I agree that making it clear is important, and I think I edited my post at the same time as your comment to say the same.

However, I think I still disagree with closing issues, particularly with a bot, even if expectations are set. On GitHub, I think labeling the issue is more appropriate. Labeling it as "maintainer-wont-fix-contributions-welcome" with a detailed "I will only accept a PR if these conditions are met" in the README is much better than just swatting away things by closing and saying "won't fix" or "this is not a bug". If PRs and issues truly will be ignored, then that really needs to be explicitly stated. Because otherwise, why even open source or release it? I have seen quite a few presentations with "I maintain all these projects" instead of the truth of "I open sourced all of these personal projects". There is a difference.


> If PRs and issues truly will be ignored, then that really needs to be explicitly stated.

No it doesnt. No one owes anything to you

> Because otherwise, why even open source or release it?

Because they can.


Society generally disagrees that unclear or unresponsive communication is welcomed. If someone speaks to me, I believe giving and them expecting a respectful response is not entitlement on their part.

> Because they can.

That's not really an answer to basically any question. Yes, a person can do anything, but actions also have consequences. Also, frustration is a legitimate emotion for anyone. It's okay for someone to be frustrated and admit so in a respectful manner. Being frustrated does not make one an evil or entitled person by default.

Lastly, there are different approaches and perspectives, which is also fine. For open source development, there is no one true approach that everyone is going to agree with. But I do think clear communication will reduce a lot of friction no matter the approach.

I once came across a project where the maintainer clearly stated that they will never adjust the license. Is it frustrating? Yes. Do I disagree? Yes. But it's their choice, and they clearly stated it. So I grunt to myself and move on.


> Society generally disagrees that unclear or unresponsive communication is welcomed. If someone speaks to me, I believe giving and them expecting a respectful response is not entitlement on their part.
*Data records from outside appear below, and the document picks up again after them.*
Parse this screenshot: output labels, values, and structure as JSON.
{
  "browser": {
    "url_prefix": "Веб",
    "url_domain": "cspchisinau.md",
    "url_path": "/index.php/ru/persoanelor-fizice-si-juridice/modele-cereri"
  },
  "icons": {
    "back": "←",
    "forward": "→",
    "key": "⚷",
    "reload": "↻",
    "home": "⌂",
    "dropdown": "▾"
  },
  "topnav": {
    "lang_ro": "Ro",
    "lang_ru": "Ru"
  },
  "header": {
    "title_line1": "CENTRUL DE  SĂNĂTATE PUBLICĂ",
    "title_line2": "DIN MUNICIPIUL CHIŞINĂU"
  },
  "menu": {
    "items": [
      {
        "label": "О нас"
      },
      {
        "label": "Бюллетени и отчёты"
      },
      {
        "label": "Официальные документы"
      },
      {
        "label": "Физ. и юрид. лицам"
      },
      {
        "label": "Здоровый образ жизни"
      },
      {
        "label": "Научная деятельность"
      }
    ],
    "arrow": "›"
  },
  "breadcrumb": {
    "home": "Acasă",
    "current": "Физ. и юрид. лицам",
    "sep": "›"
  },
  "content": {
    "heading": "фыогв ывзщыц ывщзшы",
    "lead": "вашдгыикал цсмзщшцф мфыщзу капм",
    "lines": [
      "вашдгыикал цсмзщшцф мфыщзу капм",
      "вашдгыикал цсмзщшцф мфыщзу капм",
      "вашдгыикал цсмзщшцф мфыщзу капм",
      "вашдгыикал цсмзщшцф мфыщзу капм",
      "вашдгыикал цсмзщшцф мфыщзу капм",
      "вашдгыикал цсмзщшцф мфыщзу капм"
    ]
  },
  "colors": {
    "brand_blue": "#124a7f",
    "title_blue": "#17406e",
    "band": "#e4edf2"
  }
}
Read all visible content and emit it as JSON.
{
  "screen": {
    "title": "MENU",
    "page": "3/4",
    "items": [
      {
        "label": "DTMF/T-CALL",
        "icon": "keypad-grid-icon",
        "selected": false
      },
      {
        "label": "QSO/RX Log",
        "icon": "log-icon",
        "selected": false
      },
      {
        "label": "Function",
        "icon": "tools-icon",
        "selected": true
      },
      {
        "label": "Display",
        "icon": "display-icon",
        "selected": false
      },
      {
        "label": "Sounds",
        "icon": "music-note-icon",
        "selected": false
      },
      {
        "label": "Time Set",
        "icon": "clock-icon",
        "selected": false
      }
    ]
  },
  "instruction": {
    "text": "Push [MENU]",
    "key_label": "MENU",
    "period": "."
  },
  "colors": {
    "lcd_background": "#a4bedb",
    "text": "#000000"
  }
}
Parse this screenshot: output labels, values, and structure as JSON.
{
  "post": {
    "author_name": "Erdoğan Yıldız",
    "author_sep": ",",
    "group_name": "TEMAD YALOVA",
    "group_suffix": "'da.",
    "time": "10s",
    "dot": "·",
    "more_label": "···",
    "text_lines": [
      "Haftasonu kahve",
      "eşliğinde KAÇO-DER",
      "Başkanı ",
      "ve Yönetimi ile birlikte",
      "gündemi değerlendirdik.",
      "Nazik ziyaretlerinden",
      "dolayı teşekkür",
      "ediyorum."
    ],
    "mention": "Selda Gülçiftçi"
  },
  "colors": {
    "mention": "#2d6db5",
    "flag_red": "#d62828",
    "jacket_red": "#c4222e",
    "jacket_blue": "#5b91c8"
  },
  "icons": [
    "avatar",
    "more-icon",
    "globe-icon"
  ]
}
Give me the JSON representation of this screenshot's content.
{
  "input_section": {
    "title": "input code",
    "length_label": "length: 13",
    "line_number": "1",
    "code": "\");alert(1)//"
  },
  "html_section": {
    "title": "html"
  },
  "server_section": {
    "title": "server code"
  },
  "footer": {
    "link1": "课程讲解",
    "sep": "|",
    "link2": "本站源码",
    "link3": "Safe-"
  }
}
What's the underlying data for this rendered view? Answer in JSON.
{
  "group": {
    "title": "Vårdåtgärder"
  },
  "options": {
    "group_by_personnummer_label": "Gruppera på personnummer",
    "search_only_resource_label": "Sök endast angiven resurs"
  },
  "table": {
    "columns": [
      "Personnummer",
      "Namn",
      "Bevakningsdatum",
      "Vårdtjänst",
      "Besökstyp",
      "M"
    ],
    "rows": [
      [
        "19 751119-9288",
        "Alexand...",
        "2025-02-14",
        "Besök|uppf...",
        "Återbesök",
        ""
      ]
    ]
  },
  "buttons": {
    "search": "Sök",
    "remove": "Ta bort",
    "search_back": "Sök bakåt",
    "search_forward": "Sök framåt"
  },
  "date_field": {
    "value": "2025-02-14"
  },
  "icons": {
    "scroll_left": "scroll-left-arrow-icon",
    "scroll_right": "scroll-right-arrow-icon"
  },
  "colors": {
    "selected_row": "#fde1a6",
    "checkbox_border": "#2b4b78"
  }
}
That only works because meatspace limits the number of people who can impinge on your time.

That's not true for Github. Any maintainer is heavily outnumbered by the number of people who can file issues against their project.

I blame the fact that we centralized bug reporting. Back when everybody had to create an account on a different Bugzilla, there was enough friction that you had to want to file that bug report very badly--especially if there was a 24 hour waiting period to sign up. That kept the ratio under control so the maintainers weren't too outnumbered.

(Side note: I suspect there is also some level of "Filing bug reports on Github is a corporate metric" somewhere also creating extra static.)


The amount of people who read through a README is probably in the single digit percentage of users who post issues (judging by the fact that so many issues have their resolution in part of the README).

The number of people (especially those who post issues, not PRs necessarily) who read a contribution guide is probably less than 1%.

GitHub issue templates can help in that regard, but it's still pretty minimal the amount of work 80% of people who post issues will put in towards solving it themselves first.


Normally if the README contains the restrictions on contribution and PRs right at the top I think it should catch everyone’s attention (well, hopefully…).

IMHO, the ideal solution is for GitHub to allow restrictions on issues and PRs for public repositories. You could always make the repo private though. I don’t think there is a restriction on private repo’s right now in GitHub.